The one bone of contention you could throw at me was Casillas’ performance at the Euros, where Spain thrashed Italy 4-0 in the final. Yes, Spain beat ten-man Italy 4-0, with two goals coming in the dying minutes of the game when the match was all but won.
Right back: Sergio Ramos, Real Madrid and Spain
My decision for Ramos to slot in at right-back might raise a few eyebrows since he played a lot of last season at centre back. But he has been one of Real Madrid’s most consistent performers over the last year and is one of the most hard working defenders in the modern game.
In possession of an attacking flair, which he has had to curb since moving into the centre, Ramos has developed a great understanding with fellow centre-backs Pepe, Ricardo Carvalho and Rafael Varane, displaying an earnestness to help out his team in sticky situations
The versatile Spaniard also played in the centre for Spain when Carles Puyol missed Euro 2012 through injury and seemed to form a telepathic understanding with Barcelona’s Gerard Pique. Yes, he may have blazed a very decisive penalty against Bayern Munich in the semi-finals of the UEFA Champions League, but the pressure to succeed can overwhelm even the best.

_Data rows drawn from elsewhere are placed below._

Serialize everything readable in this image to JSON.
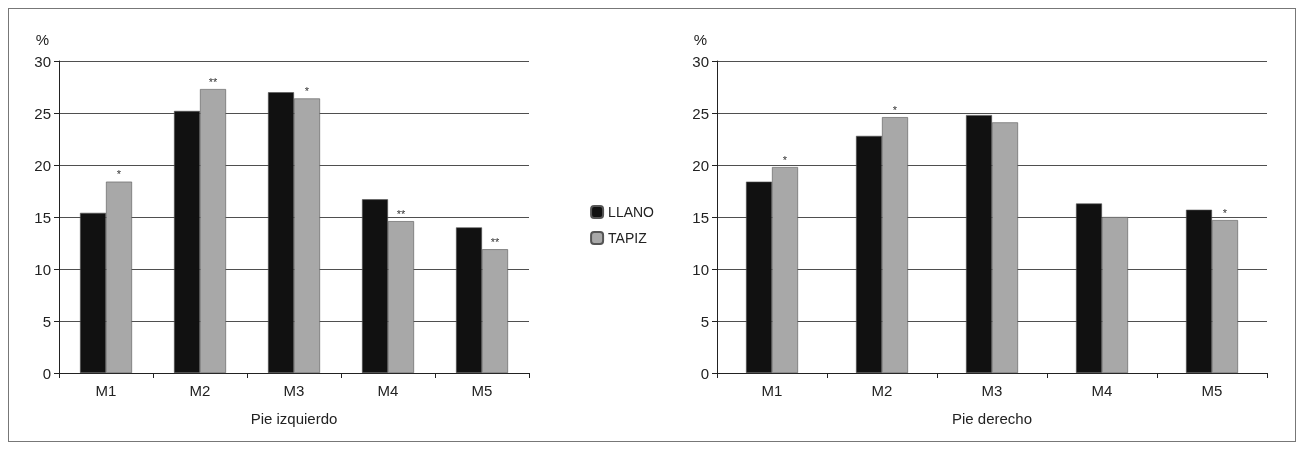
{
  "chart_data": [
    {
      "type": "bar",
      "xlabel": "Pie izquierdo",
      "ylabel": "%",
      "categories": [
        "M1",
        "M2",
        "M3",
        "M4",
        "M5"
      ],
      "ylim": [
        0,
        30
      ],
      "yticks": [
        0,
        5,
        10,
        15,
        20,
        25,
        30
      ],
      "grid": "y",
      "legend": "right",
      "series": [
        {
          "name": "LLANO",
          "color": "#111111",
          "values": [
            15.4,
            25.2,
            27.0,
            16.7,
            14.0
          ]
        },
        {
          "name": "TAPIZ",
          "color": "#a8a8a8",
          "values": [
            18.4,
            27.3,
            26.4,
            14.6,
            11.9
          ],
          "value_labels": [
            "*",
            "**",
            "*",
            "**",
            "**"
          ]
        }
      ]
    },
    {
      "type": "bar",
      "xlabel": "Pie derecho",
      "ylabel": "%",
      "categories": [
        "M1",
        "M2",
        "M3",
        "M4",
        "M5"
      ],
      "ylim": [
        0,
        30
      ],
      "yticks": [
        0,
        5,
        10,
        15,
        20,
        25,
        30
      ],
      "grid": "y",
      "series": [
        {
          "color": "#111111",
          "values": [
            18.4,
            22.8,
            24.8,
            16.3,
            15.7
          ]
        },
        {
          "color": "#a8a8a8",
          "values": [
            19.8,
            24.6,
            24.1,
            15.0,
            14.7
          ],
          "value_labels": [
            "*",
            "*",
            null,
            null,
            "*"
          ]
        }
      ]
    }
  ]
}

Mats Hummels, Borussia Dortmund and Germany
No Gerard Pique in this team. The first of my two centre-backs is Germany defender Mats Hummels, one in a new generation of German footballers who has taken to replacing the old guard with ease.

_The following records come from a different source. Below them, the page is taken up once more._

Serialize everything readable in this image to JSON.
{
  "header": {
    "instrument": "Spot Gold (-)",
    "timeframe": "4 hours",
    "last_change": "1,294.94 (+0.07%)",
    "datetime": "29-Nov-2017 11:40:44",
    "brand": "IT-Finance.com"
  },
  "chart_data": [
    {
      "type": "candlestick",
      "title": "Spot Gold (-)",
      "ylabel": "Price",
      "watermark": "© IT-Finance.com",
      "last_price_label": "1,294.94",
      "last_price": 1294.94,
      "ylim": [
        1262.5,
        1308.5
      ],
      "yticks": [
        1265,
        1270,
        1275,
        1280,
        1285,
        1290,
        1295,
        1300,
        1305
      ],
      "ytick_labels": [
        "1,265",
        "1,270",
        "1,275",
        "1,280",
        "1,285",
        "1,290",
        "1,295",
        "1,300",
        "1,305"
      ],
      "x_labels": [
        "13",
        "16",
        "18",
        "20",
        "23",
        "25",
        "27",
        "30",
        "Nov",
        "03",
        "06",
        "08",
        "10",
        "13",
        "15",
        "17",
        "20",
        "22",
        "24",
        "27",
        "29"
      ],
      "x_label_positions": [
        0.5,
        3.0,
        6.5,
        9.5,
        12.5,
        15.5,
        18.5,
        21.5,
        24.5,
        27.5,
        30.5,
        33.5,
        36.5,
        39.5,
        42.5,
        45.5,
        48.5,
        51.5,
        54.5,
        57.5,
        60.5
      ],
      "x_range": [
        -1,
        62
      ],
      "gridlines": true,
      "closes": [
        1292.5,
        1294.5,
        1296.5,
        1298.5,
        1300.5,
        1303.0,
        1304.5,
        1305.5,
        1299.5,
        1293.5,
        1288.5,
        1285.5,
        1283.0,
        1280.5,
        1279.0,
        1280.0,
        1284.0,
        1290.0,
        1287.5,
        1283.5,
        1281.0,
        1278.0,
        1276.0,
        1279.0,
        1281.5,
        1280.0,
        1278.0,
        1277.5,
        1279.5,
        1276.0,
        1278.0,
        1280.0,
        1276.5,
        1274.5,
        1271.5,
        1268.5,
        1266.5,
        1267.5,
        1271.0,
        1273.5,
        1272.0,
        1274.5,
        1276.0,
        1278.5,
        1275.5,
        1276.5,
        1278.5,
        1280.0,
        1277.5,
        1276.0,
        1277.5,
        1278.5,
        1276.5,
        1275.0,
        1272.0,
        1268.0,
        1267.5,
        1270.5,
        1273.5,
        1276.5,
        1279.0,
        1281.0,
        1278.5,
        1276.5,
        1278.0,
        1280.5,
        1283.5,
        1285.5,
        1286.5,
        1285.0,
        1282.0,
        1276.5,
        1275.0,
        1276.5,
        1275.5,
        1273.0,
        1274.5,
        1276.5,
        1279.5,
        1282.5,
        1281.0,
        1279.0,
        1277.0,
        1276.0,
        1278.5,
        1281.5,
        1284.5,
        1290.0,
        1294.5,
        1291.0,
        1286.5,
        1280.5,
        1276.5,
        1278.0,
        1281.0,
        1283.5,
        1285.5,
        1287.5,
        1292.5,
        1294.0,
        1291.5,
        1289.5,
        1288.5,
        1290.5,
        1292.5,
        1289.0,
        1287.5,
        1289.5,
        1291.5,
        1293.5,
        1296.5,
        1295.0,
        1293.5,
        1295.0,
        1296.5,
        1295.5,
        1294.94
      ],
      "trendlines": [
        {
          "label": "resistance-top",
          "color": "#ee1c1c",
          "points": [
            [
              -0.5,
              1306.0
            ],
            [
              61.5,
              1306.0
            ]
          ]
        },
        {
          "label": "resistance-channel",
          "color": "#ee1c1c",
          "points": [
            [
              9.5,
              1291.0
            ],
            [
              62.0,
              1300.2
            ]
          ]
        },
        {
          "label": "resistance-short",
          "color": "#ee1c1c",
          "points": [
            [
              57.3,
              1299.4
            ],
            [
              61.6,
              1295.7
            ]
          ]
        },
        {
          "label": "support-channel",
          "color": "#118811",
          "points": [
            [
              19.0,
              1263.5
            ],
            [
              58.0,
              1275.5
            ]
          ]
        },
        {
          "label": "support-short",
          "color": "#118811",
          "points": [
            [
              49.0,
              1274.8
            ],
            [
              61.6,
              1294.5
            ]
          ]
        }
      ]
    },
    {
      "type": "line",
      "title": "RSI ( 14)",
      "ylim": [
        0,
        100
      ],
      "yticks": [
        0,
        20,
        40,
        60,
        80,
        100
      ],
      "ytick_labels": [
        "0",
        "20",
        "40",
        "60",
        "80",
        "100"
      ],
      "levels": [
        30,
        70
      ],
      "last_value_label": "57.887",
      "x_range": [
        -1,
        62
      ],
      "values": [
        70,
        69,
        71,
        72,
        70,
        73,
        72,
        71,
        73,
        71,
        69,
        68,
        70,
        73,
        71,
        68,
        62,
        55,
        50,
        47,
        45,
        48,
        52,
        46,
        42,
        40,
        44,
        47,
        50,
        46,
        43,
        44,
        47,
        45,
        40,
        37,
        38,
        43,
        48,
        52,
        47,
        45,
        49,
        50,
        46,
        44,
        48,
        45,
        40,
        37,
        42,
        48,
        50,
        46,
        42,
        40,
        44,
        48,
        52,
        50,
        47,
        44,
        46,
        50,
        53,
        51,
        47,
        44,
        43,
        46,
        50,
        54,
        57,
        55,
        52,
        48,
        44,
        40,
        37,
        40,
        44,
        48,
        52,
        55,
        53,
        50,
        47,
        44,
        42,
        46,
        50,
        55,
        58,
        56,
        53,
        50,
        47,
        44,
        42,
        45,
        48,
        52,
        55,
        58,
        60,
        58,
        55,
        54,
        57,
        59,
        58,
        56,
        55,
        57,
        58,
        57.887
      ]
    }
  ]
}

Along with Serbian international and Club captain Neven Subotic, Hummels guided Borussia Dortmund to their second consecutive Bundesliga title. In a league where Bayern Munich have reigned supreme for decades, Dortmund are now the Bavarian side’s biggest threat.

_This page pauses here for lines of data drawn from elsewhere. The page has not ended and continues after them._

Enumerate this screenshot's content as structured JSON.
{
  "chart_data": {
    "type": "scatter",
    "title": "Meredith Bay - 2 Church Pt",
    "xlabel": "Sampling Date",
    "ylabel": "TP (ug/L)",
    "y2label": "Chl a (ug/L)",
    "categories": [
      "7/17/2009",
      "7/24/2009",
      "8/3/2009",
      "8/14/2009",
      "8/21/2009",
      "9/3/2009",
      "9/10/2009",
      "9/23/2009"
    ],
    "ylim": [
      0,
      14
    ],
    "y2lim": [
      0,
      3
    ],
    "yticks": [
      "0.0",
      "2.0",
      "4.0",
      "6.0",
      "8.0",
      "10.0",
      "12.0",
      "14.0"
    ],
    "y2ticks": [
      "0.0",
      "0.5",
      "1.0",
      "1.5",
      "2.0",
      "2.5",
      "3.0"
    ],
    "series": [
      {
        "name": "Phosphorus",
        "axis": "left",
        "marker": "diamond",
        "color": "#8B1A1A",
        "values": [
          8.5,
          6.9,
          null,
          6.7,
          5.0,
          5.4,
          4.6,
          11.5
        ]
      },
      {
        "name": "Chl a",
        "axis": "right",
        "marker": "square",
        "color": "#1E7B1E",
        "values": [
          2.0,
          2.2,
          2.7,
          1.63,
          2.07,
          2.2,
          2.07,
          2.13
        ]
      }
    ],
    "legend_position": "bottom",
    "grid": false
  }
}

Seldom are the occasions on which Jurgen Klopp’s men haven’t claimed victory over their more illustrious rivals. That they earned themselves back to back league titles also shows how far they have come since nearly being bankrupt a few years ago.
Hummels also had a very solid Euro 2012, marshalling the German defence before bowing out to Italy in the semi-finals of the competition.
Giorgio Chiellini, Juventus and Italy
Like Hummels, Chiellini has also been outstanding for both club and country in the centre of defence. Along with Leonardo Bonucci, the giant Italian stopper has been adept at organising the back four.
Chiellini, like Buffon, could have chosen to move on when Juve found themselves embroiled in Calciopoli, but he chose to stay on with them, and that decision has gone on to reap rich rewards. Only one side – Juve apart – have gone 49 games unbeaten and Chiellini’s efforts have ensured that he – along with his team mates – has written his name in the annals of history.
He was also excellent for Italy in the European Championships held over the summer, where he won a runners-up medal.
Left-back: Philipp Lahm, Bayern Munich and Germany
But he plays as a right-back. Fair enough, he does, but he is equally comfortable playing on the left as well. He played there for Germany at Euro 2012, and has played there for Bayern Munich several times since he joined them in 1995.
A product of their youth academy, Lahm is the perfect example for those who wish to scale the ranks in football. Brought in as cover for French duo Bixente Lizarazu and Willy Sagnol, Lahm is now an indispensable part of this team.
Chosen as captain ahead of his more illustrious teammates like Franck Ribery, Arjen Robben and fellow homeboy Bastian Schweinsteiger, Lahm exudes calm and plays with confidence.
Leading by example for both club and country, The Magic Dwarf is a highly skilled defender who is as content defending as he is to join in the attack. Lahm played an integral role in Bayern’s march to the final of the Champions League, where they lost the final at home on penalties to eventual winners Chelsea.
He was also one of Germany’s most consistent performers at Euro 2012, scoring the opening goal for his nation against Greece in the quarter finals.